How Well Your Diet Really Works After One Year
If your weight loss has recently plateaued despite following a diet that seemed to work well for a time, you're not alone. A review published in BMJ in 2020 found that most diets cease to help with weight loss after a year of following them. The diet itself didn't matter — whether dieters were keto, Paleo, Mediterranean, or low-carb, the weight loss dropped off after 12 months.
Researchers reviewed the results of nearly 22,000 people on 14 different diets in past studies, to find that weight loss began to drop off after a year (via BMJ). This may be because as the body adapts to a new diet, the metabolism shifts as well, slowing down over time to accommodate the lower caloric intake.

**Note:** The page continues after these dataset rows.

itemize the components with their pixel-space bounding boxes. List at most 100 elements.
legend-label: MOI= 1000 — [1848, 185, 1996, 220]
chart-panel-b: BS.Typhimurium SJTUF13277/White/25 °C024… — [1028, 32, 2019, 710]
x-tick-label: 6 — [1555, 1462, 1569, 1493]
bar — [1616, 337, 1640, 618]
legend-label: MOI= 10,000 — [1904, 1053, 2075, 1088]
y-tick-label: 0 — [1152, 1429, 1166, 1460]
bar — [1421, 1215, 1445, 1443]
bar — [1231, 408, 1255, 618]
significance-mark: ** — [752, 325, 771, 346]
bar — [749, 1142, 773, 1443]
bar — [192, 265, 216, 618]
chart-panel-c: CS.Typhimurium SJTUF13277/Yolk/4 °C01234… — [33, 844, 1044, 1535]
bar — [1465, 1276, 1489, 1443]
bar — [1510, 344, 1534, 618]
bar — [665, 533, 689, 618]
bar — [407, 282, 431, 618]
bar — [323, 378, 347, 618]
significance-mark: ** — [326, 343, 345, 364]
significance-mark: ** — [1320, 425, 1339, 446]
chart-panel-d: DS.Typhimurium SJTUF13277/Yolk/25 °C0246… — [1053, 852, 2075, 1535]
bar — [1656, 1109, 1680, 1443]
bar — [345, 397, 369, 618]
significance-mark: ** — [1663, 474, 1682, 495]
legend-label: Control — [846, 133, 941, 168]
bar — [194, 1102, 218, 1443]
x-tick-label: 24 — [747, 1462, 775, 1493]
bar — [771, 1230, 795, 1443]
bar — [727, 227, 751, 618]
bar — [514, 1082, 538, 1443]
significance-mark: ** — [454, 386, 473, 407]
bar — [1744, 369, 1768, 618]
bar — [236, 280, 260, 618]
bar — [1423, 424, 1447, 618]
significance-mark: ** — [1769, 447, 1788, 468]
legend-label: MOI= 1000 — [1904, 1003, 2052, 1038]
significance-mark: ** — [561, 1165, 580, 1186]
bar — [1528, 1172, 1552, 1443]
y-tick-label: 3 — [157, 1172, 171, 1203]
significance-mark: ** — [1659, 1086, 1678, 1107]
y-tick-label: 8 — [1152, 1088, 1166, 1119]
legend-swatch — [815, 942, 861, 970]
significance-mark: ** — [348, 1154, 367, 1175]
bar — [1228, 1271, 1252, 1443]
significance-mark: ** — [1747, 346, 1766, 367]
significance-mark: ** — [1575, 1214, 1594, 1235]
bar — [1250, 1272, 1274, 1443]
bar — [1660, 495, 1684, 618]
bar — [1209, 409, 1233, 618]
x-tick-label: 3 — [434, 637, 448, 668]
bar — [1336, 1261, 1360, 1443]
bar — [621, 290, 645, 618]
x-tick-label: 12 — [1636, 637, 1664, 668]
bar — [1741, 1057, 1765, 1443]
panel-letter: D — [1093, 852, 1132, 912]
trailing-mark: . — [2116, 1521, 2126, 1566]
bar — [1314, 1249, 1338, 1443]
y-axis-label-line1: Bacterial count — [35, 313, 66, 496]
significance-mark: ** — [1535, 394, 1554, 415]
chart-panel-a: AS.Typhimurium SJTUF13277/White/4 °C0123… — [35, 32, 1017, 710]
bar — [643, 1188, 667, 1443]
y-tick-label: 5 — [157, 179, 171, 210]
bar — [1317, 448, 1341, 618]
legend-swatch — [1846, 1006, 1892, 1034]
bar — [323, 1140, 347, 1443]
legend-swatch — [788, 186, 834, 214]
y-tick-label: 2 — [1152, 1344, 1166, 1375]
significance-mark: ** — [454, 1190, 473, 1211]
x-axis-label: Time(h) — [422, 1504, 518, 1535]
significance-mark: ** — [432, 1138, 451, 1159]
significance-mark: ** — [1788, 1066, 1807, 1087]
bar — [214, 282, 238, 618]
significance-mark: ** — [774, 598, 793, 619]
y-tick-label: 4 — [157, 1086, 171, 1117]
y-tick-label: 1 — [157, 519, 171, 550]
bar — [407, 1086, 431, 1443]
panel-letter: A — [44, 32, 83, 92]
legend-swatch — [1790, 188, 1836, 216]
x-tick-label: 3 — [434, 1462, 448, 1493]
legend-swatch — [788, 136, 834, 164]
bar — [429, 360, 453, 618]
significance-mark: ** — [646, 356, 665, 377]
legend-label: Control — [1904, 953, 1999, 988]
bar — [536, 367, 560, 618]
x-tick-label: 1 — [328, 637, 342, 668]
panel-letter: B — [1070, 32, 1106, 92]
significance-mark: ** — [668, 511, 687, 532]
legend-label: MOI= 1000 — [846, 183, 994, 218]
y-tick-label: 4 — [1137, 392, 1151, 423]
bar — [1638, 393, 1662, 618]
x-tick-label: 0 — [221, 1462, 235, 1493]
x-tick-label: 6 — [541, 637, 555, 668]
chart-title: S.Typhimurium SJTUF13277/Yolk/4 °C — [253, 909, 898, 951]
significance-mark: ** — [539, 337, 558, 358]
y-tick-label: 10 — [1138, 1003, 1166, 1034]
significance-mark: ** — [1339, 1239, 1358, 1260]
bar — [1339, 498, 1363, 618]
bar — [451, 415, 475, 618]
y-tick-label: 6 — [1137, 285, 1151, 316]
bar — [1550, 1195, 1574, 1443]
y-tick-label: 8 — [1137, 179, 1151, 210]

"As you lose weight, your metabolism fights back against you and makes it harder to continue with that downward trend," dietitian Sharon Zarabi told Healthline. You may lose weight on a new diet when you start, but eventually, your body will adjust and the weight loss will slow.
You also may be stricter about a new diet early on, but by 12 months in, perhaps you've started to add a few cheat meals, or even found foods that fit within the diet's parameters but are less-than-healthy. (There are plenty of keto-friendly dessert recipes out there!)
How can you restart losing weight?
The other reason these diets may begin to fail is because each person has individual preferences, as well as unique genetics. "There is no one diet that works for all," Zarabi told Healthline. The keto diet may work well for one person, but not the next. Adapting a plant-based diet may be ideal for someone, but difficult to adhere to for someone else. Finding a diet that feels sustainable and doesn't leave you craving your old comfort foods is the most sustainable way to keep losing weight.
So don't take this news as license to go back to former unhealthy eating patterns. Some diets, like the Mediterranean or MIND diets, are designed to also boost longevity, heart health, blood sugar stability, and optimal body function. Even if the scale seems stuck, there are plenty of other positives to sticking to a diet — like feeling better, even if your pants aren't loosening up in the process.
Researchers have found that when it comes to long-term weight loss, healthy eating is just part of the equation. Moving more — exercising and walking — is critical, as is sleeping more and spending less time staring at screens. If the dial on your scale has stopped moving, consider changing other lifestyle factors (via Time).